Enfin, ce qui encore augmenté l'effet de ce film sur moi, c'est mon retour, à vélo, dans la nuit, sous la pluie, dans les rues désertes des hauts d'Annecy-le-Vieux., bordées de verdure et en pente. C'était tellement cliché, je me serai cru dans un animé du même genre.

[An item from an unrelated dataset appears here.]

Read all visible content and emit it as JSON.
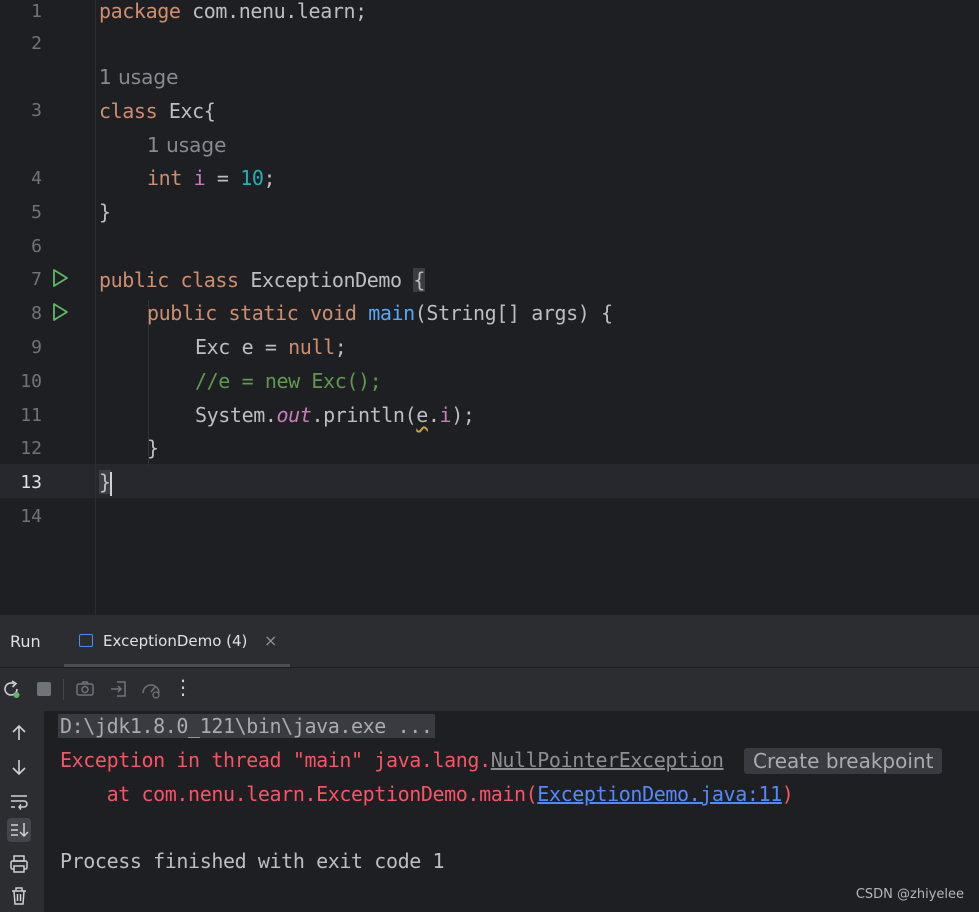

Là normalement, je voulais rajouter une réelle analyse du fil ne se privant pas de spoil. Mais je n'en n'ai pas vraiment la capacité je me rends compte. Sachez néanmoins une des révélations les plus importantes du film, mais qui aussi en fait fait partie du synopsis, c'est que l'héroïne est tout juste orpheline, ayant perdu ses parents dans un accident. Oui cela ne gâche pas vraiment le film, mais la scène de l'accident est si bien foutue que de savoir qu'elle va arriver gâche un peu la chose. De ce fait la plupart des intrigues du film vont tourner autour de la mort, du deuil, l’héroïne devant faire de deuil de ses parents, les fantômes qui l'accompagnent étant ceux d'enfants proches de ses proches, plusieurs des clients de l'auberge étant aussi dans le deuil. Mais on n'atteindre pas non plus le niveau du tombeau des lucioles. Globalement, on rie plus qu'on ne pleure, et les rares larmes de tristesse que l'on peu avoir sont diluées dans des larmes de joie des scènes adjacentes.

Au final, on ressort de ce film avec le sourire, l'envie de rendre service, pour avoir comme l'héroïne, le plaisir de faire plaisir.